February 03 2023
NRG Oncology Phase III clinical trial, NRG-GY018, evaluating pembrolizumab in combination with standard of care chemotherapy (carboplatin and paclitaxel) met its primary endpoint of progression free survival (PFS) for the treatment of patients with stage III-IV or recurrent endometrial carcinoma, regardless of mismatch repair status. A pre-specified interim analysis, conducted by an independent Data Monitoring Committee, demonstrates that pembrolizumab in combination with chemotherapy has a statistically significant and clinically meaningful improvement in PFS compared with chemotherapy alone in both study cohorts, mismatch repair deficient (dMMR) and mismatch repair proficient (pMMR). The full results of this trial will be presented at an upcoming scientific conference.
NRG-GY018, a randomized, blinded, placebo-controlled study, accrued 819 women with stage III-IV or recurrent endometrial cancer. Two independent cohorts were evaluated, patients with endometrial cancers that are dMMR and patients with endometrial cancers that are pMMR. Patients were randomly assigned to receive pembrolizumab combined with carboplatin and paclitaxel (for a planned six, 3-week cycles), followed by pembrolizumab maintenance (for up to fourteen, 6 week cycles) or placebo combined with carboplatin and paclitaxel, followed by placebo maintenance.
“Patients with advanced stage or recurrent endometrial cancer, the most common type of gynecologic cancer in the U.S., face a poor prognosis with limited treatment options. This is particularly notable in patients who progress after prior platinum-based adjuvant therapy with disease not amenable to curative surgery or radiation,” stated Ramez Eskander, MD, of the University of California San Diego Moores Cancer Center and the Principal Investigator of the NRG-GY018 trial. “In this study, pembrolizumab in combination with carboplatin and paclitaxel resulted in a statistically significant and clinically meaningful improvement in PFS in both the dMMR and pMMR study populations.We look forward to presenting these exciting findings at an upcoming scientific congress.”

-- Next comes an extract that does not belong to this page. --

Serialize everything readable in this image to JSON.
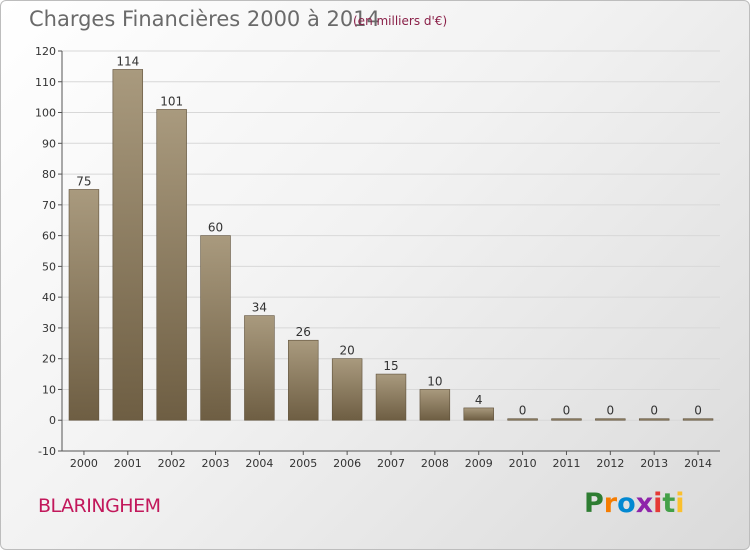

This project was supported by the NRG Oncology Operations grant U10CA180868 and the NRG Oncology SDMC grant U10CA180822 from the National Cancer Institute (NCI), part of the National Institutes of Health and conducted by the NCI National Clinical Trials Network. Funding and support were also received from Merck & Co., Inc. through a Cooperative Research and Developmental Agreement with NCI.NRG-GY018 was conducted with funding supplemental to the CRADA from Merck in an Agreement between Merck and The GOG Foundation d/b/a NRG Oncology Philadelphia East.
About NRG Oncology
NRG Oncology conducts practice-changing, multi-institutional clinical and translational research to improve the lives of patients with cancer. Founded in 2012, NRG Oncology is a Pennsylvania-based nonprofit corporation that integrates the research of the legacy National Surgical Adjuvant Breast and Bowel Project (NSABP), Radiation Therapy Oncology Group (RTOG), and Gynecologic Oncology Group (GOG) programs. The research network seeks to carry out clinical trials with emphases on gender-specific malignancies, including gynecologic, breast, and prostate cancers, and on localized or locally advanced cancers of all types. NRG Oncology’s extensive research organization comprises multidisciplinary investigators, including medical oncologists, radiation oncologists, surgeons, physicists, pathologists, and statisticians, and encompasses more than 1,300 research sites located world-wide with predominance in the United States and Canada. NRG Oncology is supported primarily through grants from the National Cancer Institute (NCI), part of the National Institutes of Health, and is one of five research groups in the NCI’s National Clinical Trials Network.